The streams of abuse on social media aren’t the only barrier people of colour – and women in particular – face when they think about getting into politics. “I don’t think there’s a shortage of people in the black community who put themselves forward to stand for office, you only have to look at when positions come up the list of people that go for the position,” Claudia Webbe, a councillor and member of Labour's ruling body the National Executive Committee told me. As one of the few black women to hold such a position in the history of the Labour party, she knows from her extensive career how the system works. “I think there is both a problem of unfair selection and a problem of BME [black and minority ethnic] people sustaining the course." Conscious and unconscious racial and gender bias means politics are, like other areas of work in the UK, more difficult to get into if you’re a woman of colour.

“The way white women respond to the way black women are treated is integral,” Osamor says, “They are part of the solution”. White women also face venomous and low-lying forms of sexism that are often overlooked, but at times the solidarity given to them is conditional for women of colour.
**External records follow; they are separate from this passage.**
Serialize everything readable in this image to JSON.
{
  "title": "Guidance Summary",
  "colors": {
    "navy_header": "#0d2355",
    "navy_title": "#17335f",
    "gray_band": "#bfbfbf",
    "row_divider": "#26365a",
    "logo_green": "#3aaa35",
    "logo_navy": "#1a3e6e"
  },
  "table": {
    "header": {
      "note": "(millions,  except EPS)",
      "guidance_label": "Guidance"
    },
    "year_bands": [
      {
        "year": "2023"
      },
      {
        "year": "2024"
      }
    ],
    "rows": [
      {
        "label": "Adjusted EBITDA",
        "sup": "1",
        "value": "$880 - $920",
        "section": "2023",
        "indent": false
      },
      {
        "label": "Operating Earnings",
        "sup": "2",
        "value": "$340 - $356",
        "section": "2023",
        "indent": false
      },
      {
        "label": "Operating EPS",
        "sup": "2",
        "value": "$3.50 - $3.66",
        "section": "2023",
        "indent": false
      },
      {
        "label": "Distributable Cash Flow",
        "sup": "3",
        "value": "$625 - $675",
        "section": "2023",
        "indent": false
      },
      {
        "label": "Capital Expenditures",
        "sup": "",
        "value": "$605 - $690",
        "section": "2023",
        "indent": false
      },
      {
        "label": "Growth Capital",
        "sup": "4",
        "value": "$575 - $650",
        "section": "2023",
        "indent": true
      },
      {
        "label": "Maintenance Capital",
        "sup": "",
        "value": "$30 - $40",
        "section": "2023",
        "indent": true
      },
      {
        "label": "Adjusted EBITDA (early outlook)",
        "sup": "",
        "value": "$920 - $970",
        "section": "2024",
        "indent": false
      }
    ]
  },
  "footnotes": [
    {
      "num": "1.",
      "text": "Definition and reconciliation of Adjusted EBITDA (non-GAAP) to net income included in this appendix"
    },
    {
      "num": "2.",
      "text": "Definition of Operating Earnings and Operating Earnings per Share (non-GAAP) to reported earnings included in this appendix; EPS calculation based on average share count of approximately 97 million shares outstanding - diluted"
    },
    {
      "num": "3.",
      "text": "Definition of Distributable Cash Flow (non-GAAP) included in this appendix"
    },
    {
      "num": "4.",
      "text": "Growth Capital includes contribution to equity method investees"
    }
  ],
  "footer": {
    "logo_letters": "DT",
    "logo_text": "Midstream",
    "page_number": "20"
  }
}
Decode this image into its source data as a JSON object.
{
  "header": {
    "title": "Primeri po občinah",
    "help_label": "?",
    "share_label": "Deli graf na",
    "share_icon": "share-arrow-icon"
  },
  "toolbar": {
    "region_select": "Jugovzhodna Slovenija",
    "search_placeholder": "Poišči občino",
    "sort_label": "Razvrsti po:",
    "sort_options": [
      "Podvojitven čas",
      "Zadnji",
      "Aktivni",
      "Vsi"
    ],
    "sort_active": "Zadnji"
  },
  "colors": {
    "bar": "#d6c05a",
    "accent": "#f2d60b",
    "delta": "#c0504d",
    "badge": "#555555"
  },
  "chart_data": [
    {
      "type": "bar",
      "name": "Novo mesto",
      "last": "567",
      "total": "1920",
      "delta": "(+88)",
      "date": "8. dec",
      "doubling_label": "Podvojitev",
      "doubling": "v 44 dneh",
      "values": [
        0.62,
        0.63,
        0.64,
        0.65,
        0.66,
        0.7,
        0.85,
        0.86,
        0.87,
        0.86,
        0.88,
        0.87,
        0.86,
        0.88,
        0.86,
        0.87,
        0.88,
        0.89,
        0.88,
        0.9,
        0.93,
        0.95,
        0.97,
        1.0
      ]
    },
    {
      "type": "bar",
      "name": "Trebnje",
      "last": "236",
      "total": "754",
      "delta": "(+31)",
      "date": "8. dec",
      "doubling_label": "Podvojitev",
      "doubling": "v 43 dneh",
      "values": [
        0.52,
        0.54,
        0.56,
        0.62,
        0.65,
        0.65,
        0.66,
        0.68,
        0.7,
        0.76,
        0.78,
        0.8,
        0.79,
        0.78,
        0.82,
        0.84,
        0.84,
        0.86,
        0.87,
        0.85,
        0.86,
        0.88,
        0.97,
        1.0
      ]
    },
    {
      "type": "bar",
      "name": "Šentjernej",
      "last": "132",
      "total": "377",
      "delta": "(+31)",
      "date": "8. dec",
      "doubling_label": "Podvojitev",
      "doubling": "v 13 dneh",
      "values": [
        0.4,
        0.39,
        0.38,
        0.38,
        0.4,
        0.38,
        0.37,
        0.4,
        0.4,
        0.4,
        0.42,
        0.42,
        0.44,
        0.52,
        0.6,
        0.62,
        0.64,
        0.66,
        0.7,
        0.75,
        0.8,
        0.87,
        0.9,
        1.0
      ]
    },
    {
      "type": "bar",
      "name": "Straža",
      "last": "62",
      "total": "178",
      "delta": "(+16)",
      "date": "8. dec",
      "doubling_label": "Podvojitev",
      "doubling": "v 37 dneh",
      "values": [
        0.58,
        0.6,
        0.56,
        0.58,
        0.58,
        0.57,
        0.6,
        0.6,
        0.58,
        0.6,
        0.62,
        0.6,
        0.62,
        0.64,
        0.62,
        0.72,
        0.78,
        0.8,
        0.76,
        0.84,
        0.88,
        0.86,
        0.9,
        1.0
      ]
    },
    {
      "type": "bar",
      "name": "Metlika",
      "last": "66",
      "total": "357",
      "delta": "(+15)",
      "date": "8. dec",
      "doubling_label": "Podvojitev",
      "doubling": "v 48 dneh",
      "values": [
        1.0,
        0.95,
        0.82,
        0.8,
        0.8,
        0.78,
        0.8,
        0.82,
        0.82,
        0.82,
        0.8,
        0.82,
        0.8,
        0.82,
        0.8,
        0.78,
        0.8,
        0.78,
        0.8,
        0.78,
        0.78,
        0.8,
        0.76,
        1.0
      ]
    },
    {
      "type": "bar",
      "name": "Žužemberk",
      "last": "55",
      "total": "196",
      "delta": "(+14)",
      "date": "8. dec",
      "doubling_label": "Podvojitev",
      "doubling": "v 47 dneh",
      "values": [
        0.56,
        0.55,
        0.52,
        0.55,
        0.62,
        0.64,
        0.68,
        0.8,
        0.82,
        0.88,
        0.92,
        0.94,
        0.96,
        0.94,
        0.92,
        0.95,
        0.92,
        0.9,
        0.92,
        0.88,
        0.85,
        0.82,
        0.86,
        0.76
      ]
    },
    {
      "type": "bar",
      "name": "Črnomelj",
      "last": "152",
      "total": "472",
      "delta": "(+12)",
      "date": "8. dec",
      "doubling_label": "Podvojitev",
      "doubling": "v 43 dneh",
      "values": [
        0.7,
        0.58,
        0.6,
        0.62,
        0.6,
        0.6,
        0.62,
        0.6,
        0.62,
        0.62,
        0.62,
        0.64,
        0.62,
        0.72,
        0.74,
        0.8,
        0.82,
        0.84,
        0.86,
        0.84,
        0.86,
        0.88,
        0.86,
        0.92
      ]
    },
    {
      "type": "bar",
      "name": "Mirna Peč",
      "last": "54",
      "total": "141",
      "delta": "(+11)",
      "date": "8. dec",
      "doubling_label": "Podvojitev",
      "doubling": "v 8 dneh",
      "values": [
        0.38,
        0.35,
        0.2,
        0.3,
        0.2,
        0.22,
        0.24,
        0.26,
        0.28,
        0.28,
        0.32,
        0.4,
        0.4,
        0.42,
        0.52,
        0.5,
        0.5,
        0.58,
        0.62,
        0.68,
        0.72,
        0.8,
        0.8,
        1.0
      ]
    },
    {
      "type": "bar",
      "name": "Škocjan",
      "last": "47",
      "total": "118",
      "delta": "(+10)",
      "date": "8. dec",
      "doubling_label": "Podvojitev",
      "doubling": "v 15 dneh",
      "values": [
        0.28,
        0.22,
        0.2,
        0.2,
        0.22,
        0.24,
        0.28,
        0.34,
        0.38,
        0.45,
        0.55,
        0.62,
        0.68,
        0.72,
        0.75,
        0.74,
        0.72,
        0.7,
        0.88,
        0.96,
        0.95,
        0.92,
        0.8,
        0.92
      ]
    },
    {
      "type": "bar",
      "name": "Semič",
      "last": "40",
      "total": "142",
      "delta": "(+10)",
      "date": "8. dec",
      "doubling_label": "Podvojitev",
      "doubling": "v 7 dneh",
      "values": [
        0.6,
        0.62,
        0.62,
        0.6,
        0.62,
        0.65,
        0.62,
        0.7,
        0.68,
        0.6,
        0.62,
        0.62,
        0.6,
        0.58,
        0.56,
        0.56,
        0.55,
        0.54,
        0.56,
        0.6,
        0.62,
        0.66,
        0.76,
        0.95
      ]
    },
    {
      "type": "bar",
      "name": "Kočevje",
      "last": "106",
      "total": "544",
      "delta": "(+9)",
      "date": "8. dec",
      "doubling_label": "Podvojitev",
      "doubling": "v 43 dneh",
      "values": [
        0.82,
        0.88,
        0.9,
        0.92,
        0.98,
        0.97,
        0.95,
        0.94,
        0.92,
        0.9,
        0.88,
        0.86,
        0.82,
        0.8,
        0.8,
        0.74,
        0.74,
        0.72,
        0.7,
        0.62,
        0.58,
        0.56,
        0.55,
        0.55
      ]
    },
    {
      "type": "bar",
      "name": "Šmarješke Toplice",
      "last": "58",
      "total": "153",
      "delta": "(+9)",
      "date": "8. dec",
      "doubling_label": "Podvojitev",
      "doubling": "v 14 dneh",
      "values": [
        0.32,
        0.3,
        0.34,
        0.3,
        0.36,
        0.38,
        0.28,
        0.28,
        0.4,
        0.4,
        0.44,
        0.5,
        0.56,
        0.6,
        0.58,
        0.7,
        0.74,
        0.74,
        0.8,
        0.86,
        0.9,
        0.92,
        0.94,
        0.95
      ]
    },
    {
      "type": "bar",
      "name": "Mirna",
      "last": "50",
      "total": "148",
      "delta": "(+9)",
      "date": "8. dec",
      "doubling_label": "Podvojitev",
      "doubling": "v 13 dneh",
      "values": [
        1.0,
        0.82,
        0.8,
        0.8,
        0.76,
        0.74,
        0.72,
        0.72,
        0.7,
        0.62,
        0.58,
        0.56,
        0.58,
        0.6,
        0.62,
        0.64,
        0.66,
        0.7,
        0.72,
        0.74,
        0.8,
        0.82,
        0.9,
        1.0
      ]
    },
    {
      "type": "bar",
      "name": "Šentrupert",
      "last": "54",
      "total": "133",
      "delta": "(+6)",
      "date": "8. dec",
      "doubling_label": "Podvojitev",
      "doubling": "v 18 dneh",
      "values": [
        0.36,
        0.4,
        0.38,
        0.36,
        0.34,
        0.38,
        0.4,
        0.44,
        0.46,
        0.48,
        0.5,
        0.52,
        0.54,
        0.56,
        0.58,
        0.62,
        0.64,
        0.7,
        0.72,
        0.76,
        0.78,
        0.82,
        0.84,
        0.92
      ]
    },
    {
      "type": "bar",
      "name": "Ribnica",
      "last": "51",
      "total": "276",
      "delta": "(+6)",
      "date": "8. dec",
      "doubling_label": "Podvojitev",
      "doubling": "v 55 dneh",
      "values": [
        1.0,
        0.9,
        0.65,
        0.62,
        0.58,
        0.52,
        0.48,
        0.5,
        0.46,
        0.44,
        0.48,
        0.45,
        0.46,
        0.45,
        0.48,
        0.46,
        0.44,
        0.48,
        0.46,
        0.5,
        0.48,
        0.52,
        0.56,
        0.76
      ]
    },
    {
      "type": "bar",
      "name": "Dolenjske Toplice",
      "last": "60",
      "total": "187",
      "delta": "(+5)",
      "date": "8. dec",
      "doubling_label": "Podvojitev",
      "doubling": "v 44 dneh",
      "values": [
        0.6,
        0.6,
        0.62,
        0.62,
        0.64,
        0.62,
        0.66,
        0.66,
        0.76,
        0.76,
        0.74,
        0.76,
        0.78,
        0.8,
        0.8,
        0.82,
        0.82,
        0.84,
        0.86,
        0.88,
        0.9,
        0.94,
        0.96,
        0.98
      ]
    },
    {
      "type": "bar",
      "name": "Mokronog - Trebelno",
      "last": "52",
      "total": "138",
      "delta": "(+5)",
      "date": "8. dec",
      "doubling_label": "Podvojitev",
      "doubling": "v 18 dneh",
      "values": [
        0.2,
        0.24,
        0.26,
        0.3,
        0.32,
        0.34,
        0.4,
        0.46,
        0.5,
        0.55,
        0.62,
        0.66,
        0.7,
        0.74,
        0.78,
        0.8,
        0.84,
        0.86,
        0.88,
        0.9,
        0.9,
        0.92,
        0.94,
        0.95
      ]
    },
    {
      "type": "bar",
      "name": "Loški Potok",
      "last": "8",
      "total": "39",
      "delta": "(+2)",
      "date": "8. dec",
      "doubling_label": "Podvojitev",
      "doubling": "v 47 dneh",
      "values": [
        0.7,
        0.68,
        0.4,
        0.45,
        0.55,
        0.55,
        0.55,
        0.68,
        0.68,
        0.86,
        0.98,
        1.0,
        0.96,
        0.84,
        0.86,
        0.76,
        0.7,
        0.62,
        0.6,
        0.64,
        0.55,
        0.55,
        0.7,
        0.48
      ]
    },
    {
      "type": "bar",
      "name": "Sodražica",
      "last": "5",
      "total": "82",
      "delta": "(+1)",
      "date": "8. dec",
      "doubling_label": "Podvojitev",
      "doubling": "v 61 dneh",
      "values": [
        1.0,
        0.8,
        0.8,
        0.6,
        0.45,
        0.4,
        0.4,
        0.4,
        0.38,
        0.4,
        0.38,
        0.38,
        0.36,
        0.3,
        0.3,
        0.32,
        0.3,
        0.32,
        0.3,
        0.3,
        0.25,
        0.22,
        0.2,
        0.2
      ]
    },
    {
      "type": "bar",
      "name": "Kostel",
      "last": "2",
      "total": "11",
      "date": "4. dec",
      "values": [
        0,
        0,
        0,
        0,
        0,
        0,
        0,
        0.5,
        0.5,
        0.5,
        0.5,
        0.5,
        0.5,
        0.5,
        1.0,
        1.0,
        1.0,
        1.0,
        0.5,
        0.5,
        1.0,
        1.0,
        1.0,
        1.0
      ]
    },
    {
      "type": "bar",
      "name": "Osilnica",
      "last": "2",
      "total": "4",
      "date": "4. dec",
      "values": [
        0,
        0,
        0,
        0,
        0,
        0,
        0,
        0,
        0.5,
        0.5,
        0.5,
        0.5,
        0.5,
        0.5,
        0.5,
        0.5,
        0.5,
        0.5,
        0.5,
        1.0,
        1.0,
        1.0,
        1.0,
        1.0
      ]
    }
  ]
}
In a leaked letter to The Guardian, Abbott’s staff criticised the police for not acting on death threats, while similar messages sent to Anna Soubry MP resulted in arrest. When the mainstream left talks about women, it usually means white women. This implicitly turns the experiences of women of colour into an afterthought.

The systematic discrimination against women of colour, and its erasure or addendum-like quality, stems from the colonial racial order. In the days of the British empire, white women were ranked as superior to colonised Asian and African women who were at different times seen as overly sexualised or unfeminine. Black women were at the bottom of this hierarchy. Women of colour were essentially discounted as real women. Recognising this does not equate to pitting white women and women of colour against each other. It is simply a case of recognising the fact that there is a distinct issue of racial abuse.

The online abuse women of colour, and black women specifically, is an issue that needs to be highlighted and dealt with. But there are other more insidious ways that racism and sexism manifest themselves in everyday political life, which should not be overlooked. “Thirty years ago I entered parliament to try and be the change I wanted to see,” Abbott wrote. “Despite the personal attacks and the online abuse, that struggle continues.” That struggle must be a collective one.

Maya Goodfellow researches race and racism in Britain. She is a staff writer at LabourList.